Yes, everyday people, may not understand but they can understand. Before I walked Kitchi sands, I was “everyday people” I did everything a 7 year old does; go to school, play with my friends, get chased by my older sister, etc. After spending my first week at Kitchi as a Waterbug in 2002, and slinging my 101 Dalmatians towel over my arm at closing campfire, I understood camp, and I soon understood what camp meant off of the island.
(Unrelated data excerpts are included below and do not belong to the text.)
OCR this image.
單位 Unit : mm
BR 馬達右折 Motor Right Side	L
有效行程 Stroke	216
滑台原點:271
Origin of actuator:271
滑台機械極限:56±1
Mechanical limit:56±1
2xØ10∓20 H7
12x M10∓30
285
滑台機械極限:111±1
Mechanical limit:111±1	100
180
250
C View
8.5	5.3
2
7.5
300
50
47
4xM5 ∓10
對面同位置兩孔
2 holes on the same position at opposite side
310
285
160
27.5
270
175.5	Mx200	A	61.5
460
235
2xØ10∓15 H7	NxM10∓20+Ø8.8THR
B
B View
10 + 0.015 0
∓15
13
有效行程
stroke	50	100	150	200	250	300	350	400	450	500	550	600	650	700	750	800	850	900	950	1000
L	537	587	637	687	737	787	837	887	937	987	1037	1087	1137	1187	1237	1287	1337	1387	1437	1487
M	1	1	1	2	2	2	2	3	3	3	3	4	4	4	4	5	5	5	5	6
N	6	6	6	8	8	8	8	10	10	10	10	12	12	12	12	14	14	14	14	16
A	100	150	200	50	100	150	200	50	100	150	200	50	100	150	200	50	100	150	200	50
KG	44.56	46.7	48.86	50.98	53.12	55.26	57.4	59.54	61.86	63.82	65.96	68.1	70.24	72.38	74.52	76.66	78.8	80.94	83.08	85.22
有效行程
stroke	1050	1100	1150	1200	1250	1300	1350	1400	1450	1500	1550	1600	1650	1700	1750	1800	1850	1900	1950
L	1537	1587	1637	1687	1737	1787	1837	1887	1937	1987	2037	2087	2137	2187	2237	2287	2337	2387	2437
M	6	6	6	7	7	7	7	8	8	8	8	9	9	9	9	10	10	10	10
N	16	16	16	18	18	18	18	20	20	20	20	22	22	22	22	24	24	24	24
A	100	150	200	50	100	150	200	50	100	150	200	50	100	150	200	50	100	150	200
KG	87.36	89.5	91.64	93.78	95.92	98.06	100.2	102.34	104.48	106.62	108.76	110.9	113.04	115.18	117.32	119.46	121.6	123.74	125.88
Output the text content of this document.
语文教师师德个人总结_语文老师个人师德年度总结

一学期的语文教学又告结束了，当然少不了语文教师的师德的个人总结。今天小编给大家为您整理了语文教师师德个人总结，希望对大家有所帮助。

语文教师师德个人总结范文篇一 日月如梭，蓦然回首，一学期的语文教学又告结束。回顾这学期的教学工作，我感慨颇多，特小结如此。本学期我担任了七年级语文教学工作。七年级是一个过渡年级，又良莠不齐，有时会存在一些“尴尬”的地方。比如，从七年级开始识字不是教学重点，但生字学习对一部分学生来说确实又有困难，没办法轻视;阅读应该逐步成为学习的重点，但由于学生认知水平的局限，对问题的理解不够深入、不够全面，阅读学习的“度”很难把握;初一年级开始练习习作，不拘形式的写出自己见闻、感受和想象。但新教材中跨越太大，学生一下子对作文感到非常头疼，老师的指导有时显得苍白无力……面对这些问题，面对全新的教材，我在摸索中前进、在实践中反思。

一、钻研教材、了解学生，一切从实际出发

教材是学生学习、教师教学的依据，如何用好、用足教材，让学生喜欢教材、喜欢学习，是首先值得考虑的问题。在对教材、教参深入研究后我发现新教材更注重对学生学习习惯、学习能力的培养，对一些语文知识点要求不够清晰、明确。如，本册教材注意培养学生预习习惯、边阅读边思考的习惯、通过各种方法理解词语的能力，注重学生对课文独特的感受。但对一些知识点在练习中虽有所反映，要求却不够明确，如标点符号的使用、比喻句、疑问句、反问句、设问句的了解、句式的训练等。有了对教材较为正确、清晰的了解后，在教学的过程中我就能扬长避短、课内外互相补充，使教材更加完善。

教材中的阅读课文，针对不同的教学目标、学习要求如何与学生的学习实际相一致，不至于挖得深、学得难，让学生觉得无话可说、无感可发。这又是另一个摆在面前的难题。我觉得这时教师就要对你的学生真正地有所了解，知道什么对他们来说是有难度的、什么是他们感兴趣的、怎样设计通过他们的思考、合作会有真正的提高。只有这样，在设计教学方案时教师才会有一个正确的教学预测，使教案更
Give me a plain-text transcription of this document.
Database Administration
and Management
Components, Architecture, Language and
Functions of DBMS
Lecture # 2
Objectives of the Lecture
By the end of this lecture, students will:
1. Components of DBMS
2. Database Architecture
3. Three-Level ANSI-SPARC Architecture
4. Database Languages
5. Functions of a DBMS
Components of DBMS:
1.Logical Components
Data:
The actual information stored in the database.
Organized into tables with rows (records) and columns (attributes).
After being a camper for 10 years and a staff member for 3, I can confidently say that most kids who leave on a Kitchi boat heading back home will have positively changed. Once off the island, the feelings you have are hard to explain…literally; my parents would never really understand exactly what I was blabbering on about in the car ride home from Yorkdale. But with the excitement that my sister and I shared with them and the rapid, fire speed of our voices that was barley understandable, somehow they did understand and sent us back every year. Kitchi was the place where I could push myself with adventure and become skilled in many areas. I learned how to play guitar and achieved my sailing levels, and those two areas are now my passions in and out of camp. I grew into the personalities I saw in my role models during Leadership 1 and 2 and continued to form into the best version of myself that I currently strive for now.
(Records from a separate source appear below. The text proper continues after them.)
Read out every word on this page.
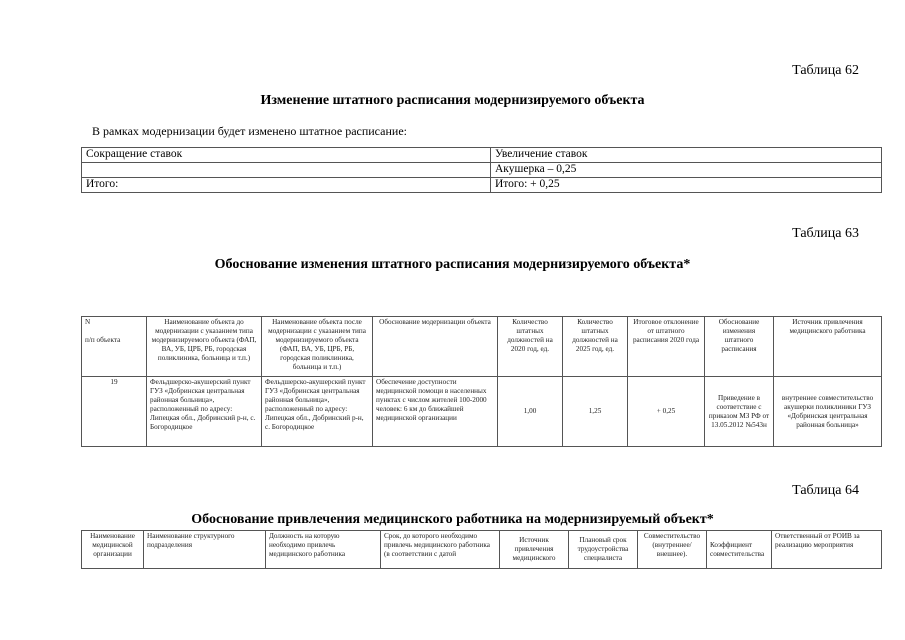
Таблица 62
Изменение штатного расписания модернизируемого объекта
В рамках модернизации будет изменено штатное расписание:
Сокращение ставок	Увеличение ставок
	Акушерка – 0,25
Итого:	Итого: + 0,25
Таблица 63
Обоснование изменения штатного расписания модернизируемого объекта*
N

п/п объекта	Наименование объекта до модернизации с указанием типа модернизируемого объекта (ФАП, ВА, УБ, ЦРБ, РБ, городская поликлиника, больница и т.п.)	Наименование объекта после модернизации с указанием типа модернизируемого объекта (ФАП, ВА, УБ, ЦРБ, РБ, городская поликлиника, больница и т.п.)	Обоснование модернизации объекта	Количество штатных должностей на 2020 год, ед.	Количество штатных должностей на 2025 год, ед.	Итоговое отклонение от штатного расписания 2020 года	Обоснование изменения штатного расписания	Источник привлечения медицинского работника
19	Фельдшерско-акушерский пункт ГУЗ «Добринская центральная районная больница», расположенный по адресу: Липецкая обл., Добринский р-н, с. Богородицкое	Фельдшерско-акушерский пункт ГУЗ «Добринская центральная районная больница», расположенный по адресу: Липецкая обл., Добринский р-н, с. Богородицкое	Обеспечение доступности медицинской помощи в населенных пунктах с числом жителей 100-2000 человек: 6 км до ближайшей медицинской организации	1,00	1,25	+ 0,25	Приведение в соответствие с приказом МЗ РФ от 13.05.2012 №543н	внутреннее совместительство акушерки поликлиники ГУЗ «Добринская центральная районная больница»
Таблица 64
Обоснование привлечения медицинского работника на модернизируемый объект*
Наименование медицинской организации	Наименование структурного подразделения	Должность на которую необходимо привлечь медицинского работника	Срок, до которого необходимо привлечь медицинского работника (в соответствии с датой	Источник привлечения медицинского	Плановый срок трудоустройства специалиста	Совместительство (внутреннее/внешнее).	Коэффициент совместительства	Ответственный от РОИВ за реализацию мероприятия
Being a leadership facilitator this year changed my life, and gave me the opportunity to give back all that Kitchi gave me. If I could give anything to anyone at any point in their life, it would be a camp experience, an opportunity to find yourself amongst the raw land, ubiquitous sand that lingers long after you’ve been home, and the people that surround the site who all just seem to “get it”. If everyone went to some kind of camp as a kid, I know from the absolute, bottom of my heart that the world would be a happier place and I can’t express it enough.